Whilst some observers have questioned the dismissal even if the doctor was indeed mentally ill, saying the National Labour Act, the Disability Act and the Mental Health Act all frown on discrimination against persons with disabilities (including mental disability) as far as job placement is concerned, some say his removal from the service did not follow due process— and, for that matter, was an illegality.

“You can see the signature of the then Director-General in the dismissal letter. But the signature of the Human Resource Director is missing in same letter. Administratively, that is wrong."

“If you are dismissing an employee, it is the human resource director who signs, not a government appointee like a Director-General. The medical board must be in the know and the human resource director must append his or her signature to the dismissal letter. The human resource director, as the primary employer, is the one who hires and fires at any institution,” a senior official at the Controller and Accountant-General’s Department told Starr News.

A source at the Controller and Accountant-General’s Department told Starr News the reason given by the GHS in 2012 for Dr Ibrahim-Betonsi’s salaries to be terminated was that he had vacated post. But, as a copy of the letter given him in 2012 clearly shows, the doctor was indefinitely suspended— a suspension move some say is technically the same as a blatant dismissal once it has spanned six years without salaries.

Dr Ibrahim-Betonsi says he has not been copied and he has not sighted any letter written to the Controller and Accountant-General’s Department citing that he vacated post.

His immediate boss, Dr Richard Anthony, who is the Medical Superintendent at the Effia Nkwanta Regional Hospital, is quoted to have said he never wrote such a letter to any office that the gifted doctor vacated post. So, who wrote the letter? Dr Chebere?

Starr News booked Dr Chebere for an interview on this long-running case, with twelve questions attached to the interview notice. She did not respond when Starr News placed telephone calls to her on the proposed date and no return call came from her end until this report was filed five days after the abortive attempts to reach her.

Starr News learns Dr Chebere once invited Dr Ibrahim-Betonsi to Accra through one Prof.

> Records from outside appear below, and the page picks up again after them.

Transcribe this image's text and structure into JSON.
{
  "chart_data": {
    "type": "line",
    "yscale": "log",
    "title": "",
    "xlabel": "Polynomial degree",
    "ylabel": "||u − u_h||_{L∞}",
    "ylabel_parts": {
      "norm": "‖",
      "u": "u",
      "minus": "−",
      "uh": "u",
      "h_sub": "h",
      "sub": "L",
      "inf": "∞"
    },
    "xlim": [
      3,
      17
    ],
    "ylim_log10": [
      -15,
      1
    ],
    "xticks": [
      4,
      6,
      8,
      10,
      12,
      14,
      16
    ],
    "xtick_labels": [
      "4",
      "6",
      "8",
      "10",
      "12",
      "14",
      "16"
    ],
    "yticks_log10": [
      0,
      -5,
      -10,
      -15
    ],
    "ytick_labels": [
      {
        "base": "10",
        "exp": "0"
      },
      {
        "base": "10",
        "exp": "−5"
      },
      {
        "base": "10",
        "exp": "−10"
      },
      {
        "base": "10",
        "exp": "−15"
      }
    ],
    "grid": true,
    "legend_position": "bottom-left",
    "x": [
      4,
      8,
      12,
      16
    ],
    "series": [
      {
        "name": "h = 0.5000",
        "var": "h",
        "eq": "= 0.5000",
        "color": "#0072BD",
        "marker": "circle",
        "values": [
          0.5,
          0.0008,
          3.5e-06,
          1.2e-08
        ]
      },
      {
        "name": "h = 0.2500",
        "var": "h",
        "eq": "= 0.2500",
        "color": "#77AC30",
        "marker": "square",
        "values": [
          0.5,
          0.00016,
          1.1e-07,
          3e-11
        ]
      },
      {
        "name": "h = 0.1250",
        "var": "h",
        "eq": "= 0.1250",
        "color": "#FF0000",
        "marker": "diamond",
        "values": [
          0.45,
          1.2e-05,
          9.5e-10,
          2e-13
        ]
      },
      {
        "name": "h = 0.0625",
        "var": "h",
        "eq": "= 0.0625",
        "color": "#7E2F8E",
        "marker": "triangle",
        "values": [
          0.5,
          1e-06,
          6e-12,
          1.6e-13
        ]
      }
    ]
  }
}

Juventus Ziem and Dr Sam Bugre and pledged to reinstate him with full compensation; but the beleaguered doctor waited for more than a year without a word from her until Starr News brought his plight to light.

“Look at me. I used to take my lunch at big-time restaurants before I was victimised and dismissed. Now, I eat kofi-brokeman (roasted plantain and groundnuts) as my regular lunch by the roadside,” the hungry hero told Starr News.



Dr Ibrahim-Betonsi is well-read. From global politics to world soccer, the eloquent general practitioner has the archives of many fields in his head. He was declared fit to practise by Ghana’s foremost psychiatrist, Professor Joseph Bediako Asare, and a leading clinical psychologist, Professor Araba Sefa-Dedeh, this year after a compulsory fifth psychiatric assessment, requested by the MDC, was conducted on him in April, 2018.

The report added that he had suffered a lot of trauma as a result of the years of depression induced by the false accusations and wrongful dismissal.

“If I had my way,” said an angry headmistress, Madam Stella Boamah, “I would remove Dr Chebere from work and also block her salary so she can have a feel how people feel when they are not sure how long they would continue to go to bed without food in their stomachs. As a woman, and I want to believe she has her own children, she should be the last person to do this to somebody’s child, a young doctor whose mother is no more. What is even more shocking is that she and the doctor are from the Upper West region where Ghana has the worst doctor-patient ratio. Just look at the irony.”